Figure 2&3 MRI in the second admission, increased signal intensity in anterior and posterior aspects of left temporal lobe. Lesions are progressive with new ones spread in brain tissue, infection or autoimmune encephalitis should be considered.

Figure 4 Last MRI showing diffuse cerebral atrophy.

On the 113th day a new cranial MRI showed that active neuro-pathological condition persisted, but interestingly the affected lobe of the patient was shifted to the contra lateral side. In his previous MRI’s his left hemisphere were affected but this MRI revealed that the disease was affecting right hemisphere. Our patient was discussed in the epilepsy surgery council and the council decided not to operate as he would not benefit from the surgery. Lactic acid and 3-OH-isovaleric acid levels were not significant in his urine. Cerebrospinal fluid and serum rubella antibodies were negative. CSF tests for detecting prion or SSPE were all insignificant. Protein 14.3.3 for Creutzfeldt-Jakob disease (CJD), TAU protein and protein S were also negative. His B12 levels were 184.9 U and necessary B12 replacement was made. Urine organic acid and amino acid analysis were negative for the diagnosis of urea cycle defects and organic acidemia. Ammonium and lactate levels were normal for monoclonal gammopathy of undetermined significance (MGUS) diagnosis. Blood and urine metal levels were also normal to eliminate heavy metal intoxication. In order to restrain seizure activity, electro convulsive therapy (ECT) was performed. Para neoplastic encephalopathy was eliminated with negative anti-neuronal antibody levels and negative abdominal CT. USG for the diagnosis of testicular tumor was also negative.

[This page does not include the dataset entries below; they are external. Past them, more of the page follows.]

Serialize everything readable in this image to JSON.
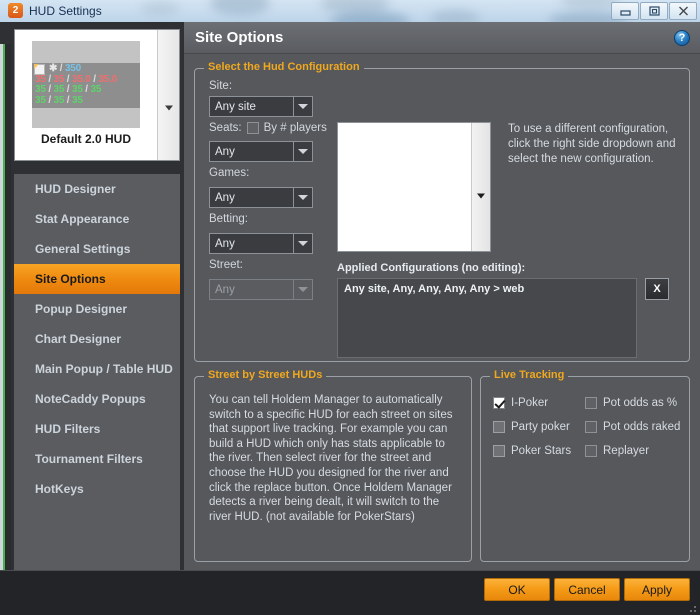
{
  "window": {
    "title": "HUD Settings",
    "icon": "app-badge-icon",
    "badge_text": "2",
    "controls": {
      "minimize": "minimize-icon",
      "maximize": "restore-icon",
      "close": "close-icon"
    }
  },
  "preview": {
    "label": "Default 2.0 HUD",
    "hud_lines": [
      {
        "segments": [
          {
            "t": "✱",
            "c": "nm"
          },
          {
            "t": " / ",
            "c": "sep"
          },
          {
            "t": "350",
            "c": "blue"
          }
        ]
      },
      {
        "segments": [
          {
            "t": "35",
            "c": "red"
          },
          {
            "t": " / ",
            "c": "sep"
          },
          {
            "t": "35",
            "c": "red"
          },
          {
            "t": " / ",
            "c": "sep"
          },
          {
            "t": "35.0",
            "c": "red"
          },
          {
            "t": " / ",
            "c": "sep"
          },
          {
            "t": "35.0",
            "c": "red"
          }
        ]
      },
      {
        "segments": [
          {
            "t": "35",
            "c": "grn"
          },
          {
            "t": " / ",
            "c": "sep"
          },
          {
            "t": "35",
            "c": "grn"
          },
          {
            "t": " / ",
            "c": "sep"
          },
          {
            "t": "35",
            "c": "grn"
          },
          {
            "t": " / ",
            "c": "sep"
          },
          {
            "t": "35",
            "c": "grn"
          }
        ]
      },
      {
        "segments": [
          {
            "t": "35",
            "c": "grn"
          },
          {
            "t": " / ",
            "c": "sep"
          },
          {
            "t": "35",
            "c": "grn"
          },
          {
            "t": " / ",
            "c": "sep"
          },
          {
            "t": "35",
            "c": "grn"
          }
        ]
      }
    ]
  },
  "sidebar": {
    "items": [
      {
        "label": "HUD Designer",
        "active": false
      },
      {
        "label": "Stat Appearance",
        "active": false
      },
      {
        "label": "General Settings",
        "active": false
      },
      {
        "label": "Site Options",
        "active": true
      },
      {
        "label": "Popup Designer",
        "active": false
      },
      {
        "label": "Chart Designer",
        "active": false
      },
      {
        "label": "Main Popup / Table HUD",
        "active": false
      },
      {
        "label": "NoteCaddy Popups",
        "active": false
      },
      {
        "label": "HUD Filters",
        "active": false
      },
      {
        "label": "Tournament Filters",
        "active": false
      },
      {
        "label": "HotKeys",
        "active": false
      }
    ]
  },
  "main": {
    "title": "Site Options",
    "help_icon": "question-mark-icon"
  },
  "config_group": {
    "title": "Select the Hud Configuration",
    "fields": {
      "site_label": "Site:",
      "site_value": "Any site",
      "seats_label": "Seats:",
      "seats_checkbox_label": "By # players",
      "seats_value": "Any",
      "games_label": "Games:",
      "games_value": "Any",
      "betting_label": "Betting:",
      "betting_value": "Any",
      "street_label": "Street:",
      "street_value": "Any"
    },
    "hint": "To use a different configuration, click the right side dropdown and select the new configuration.",
    "applied_label": "Applied Configurations (no editing):",
    "applied_rows": [
      "Any site, Any, Any, Any, Any > web"
    ],
    "remove_button": "X"
  },
  "street_group": {
    "title": "Street by Street HUDs",
    "text": "You can tell Holdem Manager to automatically switch to a specific HUD for each street on sites that support live tracking. For example you can build a HUD which only has stats applicable to the river. Then select river for the street and choose the HUD you designed for the river and click the replace button. Once Holdem Manager detects a river being dealt, it will switch to the river HUD. (not available for PokerStars)"
  },
  "live_tracking": {
    "title": "Live Tracking",
    "left_column": [
      {
        "label": "I-Poker",
        "checked": true,
        "disabled": false
      },
      {
        "label": "Party poker",
        "checked": false,
        "disabled": false
      },
      {
        "label": "Poker Stars",
        "checked": false,
        "disabled": false
      }
    ],
    "right_column": [
      {
        "label": "Pot odds as %",
        "checked": false,
        "disabled": true
      },
      {
        "label": "Pot odds raked",
        "checked": false,
        "disabled": true
      },
      {
        "label": "Replayer",
        "checked": false,
        "disabled": true
      }
    ]
  },
  "footer": {
    "ok": "OK",
    "cancel": "Cancel",
    "apply": "Apply"
  },
  "colors": {
    "accent_orange": "#f0a81e",
    "selected_item": "#ef8b10",
    "panel_bg": "#56585c",
    "sidebar_bg": "#5b5c60"
  }
}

Anakinra (IL-1 receptor antagonist) therapy was given to the patient after pulse steroid, intravenous immunoglobulin and Plasmapheresis therapies all failed to treat refractory status epilepticus. But we could not manage to suppress seizure activity. The patient died 175 days after his readmission to our ICU.

We report a case of fatal encephalitis with severe progressive clinical course refractory status epilepticus and diffusion restriction in left medial temporal cingulate gyrus. We considered the case as autoimmune encephalitis as we could not be able to detect any other cause. All diagnostic tests we have performed were negative, even the autoimmune test panel was negative. This is the reason why we considered our diagnosis as autoimmune encephalitis from an unknown subtype. LoPinto-Khoury and Sperling⁷ suggest considering status epilepticus as autoimmune if it is refractory to anticonvulsant therapy and a specific factor cannot be determined for the etiology. Then empiric immuno modulatory treatment should be considered. In our case we managed status epilepticus of our patient similar to LoPinto-Khoury’s suggestions but not able to suppress seizure activity.

Ando et al.³ recently reported two cases of acute encephalopathy with distinctive clinical manifestations. Both of their patients had SE and marked brain edema with bilateral thalamic lesions on the MRI. One of their patients had thermo labile variant of carnitine palmitoyl transferase II (CPT2) gene, which has a possible contribution to acute encephalitis. And a genetic variation might have affected our patient as well.

Sasaki et al.⁸ reported 41 cases of pediatric autoimmune encephalitis in a retrospective study and concluded that children with acute encephalitis concordant with refractory SE have a poorer neurological outcome and longer intensive care stay. For nearly half of the autoimmune encephalitic children an etiological agent cannot be detected. Our case was very similar with this cohort, showing very poor outcome and a long hospital stay without exact known etiology. Although there is not a conclusive guideline for the treatment of autoimmune encephalitis, authors generally suggest using steroids as the first line therapy, followed by IVIG and Plasma-pheresis, when steroids are inadequate or contraindicated. Cyclophosphamide is also suggested.^5,9 We followed the therapy suggestions for our patient and treated as advised but all therapies were unsuccessful.

IL-1receptor antagonist drugs (anakinra) are widely studied in clinical trials for their potential effects on autoimmune and inflammatory diseases. These studies directed the investigators to look for any impending treatment about IL-1 antagonists in epilepsies associated with pro inflammatory conditions.¹⁰ In animal studies anakinra reduces seizures, inhibits cortical generalization from the hippocampus and decreases SE frequency.^11-14 After all possible therapies failed, we decided to use anakinra with the light of promising clinical trials, and its known effects over immune and inflammatory processes. Informed consent was taken from the family to use the drug. But even with IL-1 receptor antagonist we could not manage to suppress the seizure activity.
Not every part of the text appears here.